- Directed by: John Amritraj
- Produced by: S. Soundara Pandi
- Starring: Karthik Vinod Kumar Alva Manoj K. Jayan Radha
- Cinematography: T. Damodaran
- Edited by: Krishna
- Music by: S. P. Venkatesh
- Production company: Srimasani Amman Pictures
- Release date: 4 November 2002;
- Country: India
- Language: Tamil

= Game (2002 film) =

Game is a 2002 Indian Tamil-language action drama film directed by John Amritraj. The film stars Karthik and Vinod Kumar Alva. The film, produced by Srimasani Amman Pictures, had a musical scores by S. P. Venkatesh and was released after several delays on 4 November 2002 to negative reviews.

==Production==
John Amritraj had originally planned the film with Karthik in the late 1990s as Koottali which also had Divya Dutta in the cast, though delays meant that the film's budget and cast were subsequently affected. For the film, Karthik participated in a song sequence shot with 100 car lights, sung by Anuradha Sreeram and performed by Rani.

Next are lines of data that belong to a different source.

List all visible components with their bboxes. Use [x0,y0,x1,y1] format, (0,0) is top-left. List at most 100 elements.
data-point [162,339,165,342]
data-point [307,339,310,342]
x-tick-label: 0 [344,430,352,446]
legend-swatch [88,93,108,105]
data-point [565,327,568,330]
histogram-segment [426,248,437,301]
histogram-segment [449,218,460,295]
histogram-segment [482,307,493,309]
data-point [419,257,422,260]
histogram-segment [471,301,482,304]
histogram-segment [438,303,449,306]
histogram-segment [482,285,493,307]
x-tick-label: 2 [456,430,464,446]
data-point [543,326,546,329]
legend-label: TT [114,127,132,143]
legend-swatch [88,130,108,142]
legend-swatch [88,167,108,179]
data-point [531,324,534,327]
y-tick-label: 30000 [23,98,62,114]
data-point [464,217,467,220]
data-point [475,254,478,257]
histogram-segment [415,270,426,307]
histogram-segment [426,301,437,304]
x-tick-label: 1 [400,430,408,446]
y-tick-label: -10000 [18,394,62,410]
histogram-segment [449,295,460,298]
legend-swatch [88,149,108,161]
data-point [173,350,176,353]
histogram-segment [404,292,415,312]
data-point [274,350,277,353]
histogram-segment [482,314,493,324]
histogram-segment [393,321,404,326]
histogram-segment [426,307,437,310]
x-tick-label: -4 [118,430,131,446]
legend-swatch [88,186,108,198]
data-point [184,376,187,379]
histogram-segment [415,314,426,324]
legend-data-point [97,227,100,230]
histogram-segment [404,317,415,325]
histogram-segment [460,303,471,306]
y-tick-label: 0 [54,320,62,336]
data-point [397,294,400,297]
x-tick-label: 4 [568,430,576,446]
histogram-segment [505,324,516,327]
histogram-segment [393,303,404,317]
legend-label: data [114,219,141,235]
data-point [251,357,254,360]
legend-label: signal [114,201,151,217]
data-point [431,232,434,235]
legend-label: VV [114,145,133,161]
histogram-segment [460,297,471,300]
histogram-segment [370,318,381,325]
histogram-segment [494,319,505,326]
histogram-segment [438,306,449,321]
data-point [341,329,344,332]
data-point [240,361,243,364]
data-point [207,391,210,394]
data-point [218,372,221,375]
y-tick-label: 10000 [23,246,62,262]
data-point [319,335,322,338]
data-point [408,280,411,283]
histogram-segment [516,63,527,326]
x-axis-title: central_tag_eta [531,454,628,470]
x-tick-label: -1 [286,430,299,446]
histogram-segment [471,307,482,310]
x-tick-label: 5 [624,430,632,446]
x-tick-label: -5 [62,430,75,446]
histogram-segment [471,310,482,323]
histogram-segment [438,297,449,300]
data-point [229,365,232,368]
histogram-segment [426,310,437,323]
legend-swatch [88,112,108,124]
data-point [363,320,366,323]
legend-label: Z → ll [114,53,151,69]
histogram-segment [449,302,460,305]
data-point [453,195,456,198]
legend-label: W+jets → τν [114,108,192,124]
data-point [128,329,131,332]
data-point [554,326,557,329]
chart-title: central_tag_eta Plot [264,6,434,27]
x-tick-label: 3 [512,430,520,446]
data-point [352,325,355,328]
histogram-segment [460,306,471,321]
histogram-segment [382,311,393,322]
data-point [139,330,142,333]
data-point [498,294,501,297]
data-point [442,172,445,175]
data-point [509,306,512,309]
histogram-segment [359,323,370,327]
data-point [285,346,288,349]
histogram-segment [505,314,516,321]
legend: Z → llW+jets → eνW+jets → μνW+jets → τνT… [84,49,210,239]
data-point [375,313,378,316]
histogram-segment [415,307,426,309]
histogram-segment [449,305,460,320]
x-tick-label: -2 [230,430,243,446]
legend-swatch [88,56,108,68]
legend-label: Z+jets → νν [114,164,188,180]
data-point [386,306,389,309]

The film went through production slowly and changed its name to Game, having a delayed release in 2002.

== Soundtrack ==
Soundtrack was composed by S. P. Venkatesh.
- "Jimba" - Mano, Swarnalatha
- "Dhak Dhak" - Anuradha Sriram
- "Achacho" - Swarnalatha
- "Dosthu" - Suresh Peters, Krishna Sundar
- "Kuchipudi" - Mano, Sujatha
- "Pesi Pesi" - Anuradha Sriram, Adithyan
==Release==
The film was released on 4 November 2002 on Diwali day.